Entry level positions are an imperative stepping stone for recent college graduates to put their foot in the door of their prospective workforce. Starting the path on one’s journey to a professional career always starts by attaining an entry level position to introduce you to the basic functions of your career.
These positions are more than just critical to one's start in the professional world, they’re necessary. However, in a recent effort to cut funding many of these professional companies have stripped themselves of entry level positions and training budgets. Instead, they now offer more sophisticated positions that typically require 3-5 years of prior professional work experience. In 2017, it was reported that 35% of entry job postings required adamant prior work experience.
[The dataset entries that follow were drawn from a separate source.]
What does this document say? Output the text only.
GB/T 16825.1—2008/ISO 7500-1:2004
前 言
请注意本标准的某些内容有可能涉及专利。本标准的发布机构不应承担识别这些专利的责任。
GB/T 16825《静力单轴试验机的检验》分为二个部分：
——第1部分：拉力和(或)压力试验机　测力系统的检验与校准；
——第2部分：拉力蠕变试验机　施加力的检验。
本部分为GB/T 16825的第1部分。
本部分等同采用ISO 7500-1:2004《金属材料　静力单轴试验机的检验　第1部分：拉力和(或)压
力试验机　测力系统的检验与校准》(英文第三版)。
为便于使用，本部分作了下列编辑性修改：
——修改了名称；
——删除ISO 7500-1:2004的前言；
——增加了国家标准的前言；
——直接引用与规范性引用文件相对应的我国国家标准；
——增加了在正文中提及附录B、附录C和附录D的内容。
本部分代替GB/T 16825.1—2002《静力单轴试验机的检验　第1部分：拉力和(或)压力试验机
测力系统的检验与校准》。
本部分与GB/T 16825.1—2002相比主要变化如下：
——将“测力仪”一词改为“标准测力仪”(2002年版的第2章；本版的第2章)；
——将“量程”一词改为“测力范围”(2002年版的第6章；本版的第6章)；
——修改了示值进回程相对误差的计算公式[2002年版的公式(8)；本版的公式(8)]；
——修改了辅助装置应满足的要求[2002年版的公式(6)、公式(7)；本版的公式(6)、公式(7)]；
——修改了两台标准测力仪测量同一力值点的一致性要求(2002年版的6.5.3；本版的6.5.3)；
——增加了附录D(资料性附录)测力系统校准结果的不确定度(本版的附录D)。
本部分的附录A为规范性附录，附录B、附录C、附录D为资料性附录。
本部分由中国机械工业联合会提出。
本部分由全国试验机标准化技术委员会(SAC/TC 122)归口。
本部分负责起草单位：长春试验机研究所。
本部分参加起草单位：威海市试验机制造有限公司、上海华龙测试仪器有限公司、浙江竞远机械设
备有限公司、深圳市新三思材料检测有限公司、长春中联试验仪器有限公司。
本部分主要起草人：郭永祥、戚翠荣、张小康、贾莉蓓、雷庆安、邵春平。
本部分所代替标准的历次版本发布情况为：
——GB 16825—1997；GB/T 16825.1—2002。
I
In short, the term entry level doesn’t actually mean entry-level. This puts recent graduates at a significant disadvantage, as we are not being offered the same opportunities as those in the past. According to The Wall Street Journal, 53% of recent college graduates are unemployed or don’t have a college-level job. The same study reported that two thirds of the same recent graduate population is anticipated to be underemployed for the first five years of working in their field.
The entry level system is deeply flawed, as it perpetuates economic inequality. Majority of current entry level positions, popularly known as internships, are unpaid. So you can acquire these important introductory skills that will stick out to an employer, but at a financial disadvantage. This unpaid labor, while it may pay off in the long run, doesn’t work for everyone. There is a 22% gap between those who work a college degree-level job and those who don’t. That is equivalent to over $100,000 in lost income in one’s first decade of employment.
Being a senior in college, I would be lying if I said that these statistics didn’t send chills up my spine. After working so hard over the past four years to obtain my Bachelors in Political Science, my biggest fear is that my hard work won’t pay off.
I am currently in my final semester of my senior year. Recently, I accepted the opportunity to partake in an unpaid internship for college credit. While I am excited for the work experience and the unique opportunity, I will admit that I am not looking forward to the unpaid labor. I already work two jobs, am a full time student and rarely have any time to uphold my mental health as it is. I fear that these fifteen plus hours per week will push me past my breaking point.
Not everyone is opportunistic and able to accept an unpaid position. Being lower class and completely financially self-sufficient as a young adult in today's society is difficult. Those who have to work full time minimum wage positions are kept from even being offered this type of unpaid entry level experience. These minimum wage or food service positions additionally are detrimental to the validity of a resume, says Alan Seals, an associate professor at Auburn University. This discredits the work that one has already done and additionally binds them to one area of work for the future.
So what are us college seniors left to do? How does one get that first job that can set the standard for the rest of their post-graduate career? The honest answer is that I don’t know. There is no set timeline for success, and there is additionally no requirement to uphold an occupation in your area of study. Everybody has a different timeline, and the definition of success is subjective. As long as you can keep yourself happy and healthy, that’s all that truly matters. Everything else will fall into place eventually.